AI Gateway: Advanced Features and New Models

07 Mar 20264 minute
Junwen Feng

Junwen Feng

Engineer

InsForge AI Gateway advanced features

InsForge AI Gateway has always made it easy to call language models from your backend — a single API endpoint, no provider SDK required. Today we're shipping a major upgrade: five advanced features and a wave of new frontier models.

New Advanced Features

Let your AI responses reference live information from the web. Enable webSearch in any chat completion request, and the gateway will fetch relevant results before generating a response.

bash
curl -X POST "https://your-app.insforge.app/api/ai/chat/completion" \
  -H "Authorization: Bearer $TOKEN" \
  -H "Content-Type: application/json" \
  -d '{
    "model": "openai/gpt-4o",
    "messages": [{"role": "user", "content": "Tell me about SpaceX launches"}],
    "webSearch": {
      "enabled": true,
      "maxResults": 3,
      "searchPrompt": "Here are some relevant web search results about SpaceX:"
    }
  }'

You control the number of results and can customize the search prompt injected into the context.

File Parser

Send PDFs, Word documents, and other files directly in your chat messages. The gateway extracts text content and passes it to the model — no preprocessing on your end.

bash
curl -X POST "https://your-app.region.insforge.app/api/ai/chat/completion" \
  -H "Authorization: Bearer $TOKEN" \
  -H "Content-Type: application/json" \
  -d '{
    "model": "openai/gpt-4o",
    "messages": [{
      "role": "user",
      "content": [
        {"type": "text", "text": "Please summarize the content of this PDF document."},
        {"type": "file", "file": {"filename": "sample.pdf", "file_data": "https://example.com/sample.pdf"}}
      ]
    }],
    "fileParser": {
      "enabled": true,
      "pdf": {"engine": "pdf-text"}
    }
  }'

Tool Calling

Define functions that the model can invoke during a conversation.

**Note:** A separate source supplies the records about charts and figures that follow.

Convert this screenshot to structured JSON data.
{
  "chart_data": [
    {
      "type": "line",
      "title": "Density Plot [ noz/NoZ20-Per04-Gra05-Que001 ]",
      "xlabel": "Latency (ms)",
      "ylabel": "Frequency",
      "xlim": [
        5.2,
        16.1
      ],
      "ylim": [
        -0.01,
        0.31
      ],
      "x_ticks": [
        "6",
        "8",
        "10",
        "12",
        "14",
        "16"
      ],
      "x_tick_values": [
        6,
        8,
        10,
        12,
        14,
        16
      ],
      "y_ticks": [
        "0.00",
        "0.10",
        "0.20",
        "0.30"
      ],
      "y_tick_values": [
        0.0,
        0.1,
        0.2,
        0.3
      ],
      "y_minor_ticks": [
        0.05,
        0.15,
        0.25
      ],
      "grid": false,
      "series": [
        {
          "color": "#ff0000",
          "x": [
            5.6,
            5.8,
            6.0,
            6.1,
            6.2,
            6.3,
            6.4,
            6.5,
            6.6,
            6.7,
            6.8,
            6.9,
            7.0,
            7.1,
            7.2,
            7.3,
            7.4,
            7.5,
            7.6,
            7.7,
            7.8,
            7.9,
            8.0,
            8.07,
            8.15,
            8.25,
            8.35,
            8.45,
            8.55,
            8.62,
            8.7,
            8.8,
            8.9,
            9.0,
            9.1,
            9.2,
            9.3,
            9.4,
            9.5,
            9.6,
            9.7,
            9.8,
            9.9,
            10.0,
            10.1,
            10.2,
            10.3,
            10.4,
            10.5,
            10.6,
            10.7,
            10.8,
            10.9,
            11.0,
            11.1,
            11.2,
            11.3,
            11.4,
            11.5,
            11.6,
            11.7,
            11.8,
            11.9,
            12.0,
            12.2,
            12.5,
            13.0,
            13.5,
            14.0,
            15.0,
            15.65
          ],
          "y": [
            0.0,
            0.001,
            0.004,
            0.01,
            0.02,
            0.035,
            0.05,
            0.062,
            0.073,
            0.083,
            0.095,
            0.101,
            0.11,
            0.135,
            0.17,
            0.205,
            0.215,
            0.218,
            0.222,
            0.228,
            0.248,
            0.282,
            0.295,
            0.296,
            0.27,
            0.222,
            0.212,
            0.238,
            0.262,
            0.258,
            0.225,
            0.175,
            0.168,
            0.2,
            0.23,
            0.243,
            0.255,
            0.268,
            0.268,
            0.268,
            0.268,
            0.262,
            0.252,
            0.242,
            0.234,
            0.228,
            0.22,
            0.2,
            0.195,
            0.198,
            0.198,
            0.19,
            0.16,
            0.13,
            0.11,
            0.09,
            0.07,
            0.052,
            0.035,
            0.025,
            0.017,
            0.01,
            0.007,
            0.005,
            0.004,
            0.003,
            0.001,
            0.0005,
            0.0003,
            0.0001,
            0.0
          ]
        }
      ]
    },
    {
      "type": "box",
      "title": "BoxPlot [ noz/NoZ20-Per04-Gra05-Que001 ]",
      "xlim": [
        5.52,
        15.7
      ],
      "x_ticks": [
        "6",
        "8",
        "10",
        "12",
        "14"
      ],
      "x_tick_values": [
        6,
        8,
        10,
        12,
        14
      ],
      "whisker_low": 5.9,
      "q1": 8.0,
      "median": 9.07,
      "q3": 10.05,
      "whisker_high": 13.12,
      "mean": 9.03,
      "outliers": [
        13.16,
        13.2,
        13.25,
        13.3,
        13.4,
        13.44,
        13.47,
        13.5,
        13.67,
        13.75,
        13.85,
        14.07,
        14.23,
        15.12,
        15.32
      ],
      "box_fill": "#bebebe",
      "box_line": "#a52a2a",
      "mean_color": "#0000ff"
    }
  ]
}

The gateway handles the tool-call protocol across providers — same request format whether you're using OpenAI, Anthropic, or Google models.

bash
curl -X POST "https://your-app.region.insforge.app/api/ai/chat/completion" \
  -H "Authorization: Bearer $TOKEN" \
  -H "Content-Type: application/json" \
  -d '{
    "model": "openai/gpt-4o",
    "messages": [
      {"role": "user", "content": "Your prompt here"}
    ],
    "tools": [
      {
        "type": "function",
        "function": {
          "name": "get_weather",
          "description": "Get current weather for a location",
          "parameters": {
            "type": "object",
            "properties": {
              "location": {"type": "string", "description": "City name"}
            },
            "required": ["location"]
          }
        }
      }
    ]
  }'

Audio Input

Pass audio data directly in your messages for transcription, analysis, or voice-driven interactions — no separate transcription step needed.

Embeddings

Generate vector embeddings for text inputs. Pass a single string or an array of strings and get back embedding vectors — ready for semantic search, clustering, or RAG pipelines.

bash
curl -X POST "https://your-app.region.insforge.app/api/ai/embeddings" \
  -H "Authorization: Bearer $TOKEN" \
  -H "Content-Type: application/json" \
  -d '{
    "model": "openai/text-embedding-3-small",
    "input": ["Hello, world!", "How are you?", "This is a test."]
  }'

New Models

We've added support for the latest frontier models across four providers:

ProviderModels
OpenAIgpt-5.4, gpt-5.2
Anthropicclaude-opus-4.6, claude-sonnet-4.6
Googlegemini-3.1-pro
xAIgrok-4

All models are available through the same unified API — just change the model parameter. No SDK swaps, no config changes.

How It Works

Every feature works through the same /api/ai/chat/completion endpoint you already use. Add the feature-specific fields to your request body and the gateway handles the rest:

  • "webSearch": {"enabled": true} — attach live search results
  • "fileParser": {"enabled": true} — extract and pass file content
  • "tools": [...] — enable function calling
  • Use /api/ai/embeddings for vector embeddings

All of these features are fully supported in our TypeScript, Kotlin, and Swift SDKs — so you can use them natively in your web, Android, or iOS app without dropping down to raw HTTP calls. All requests are authenticated with your existing JWT token or anon key, and usage is tracked and billed through your project's AI credits.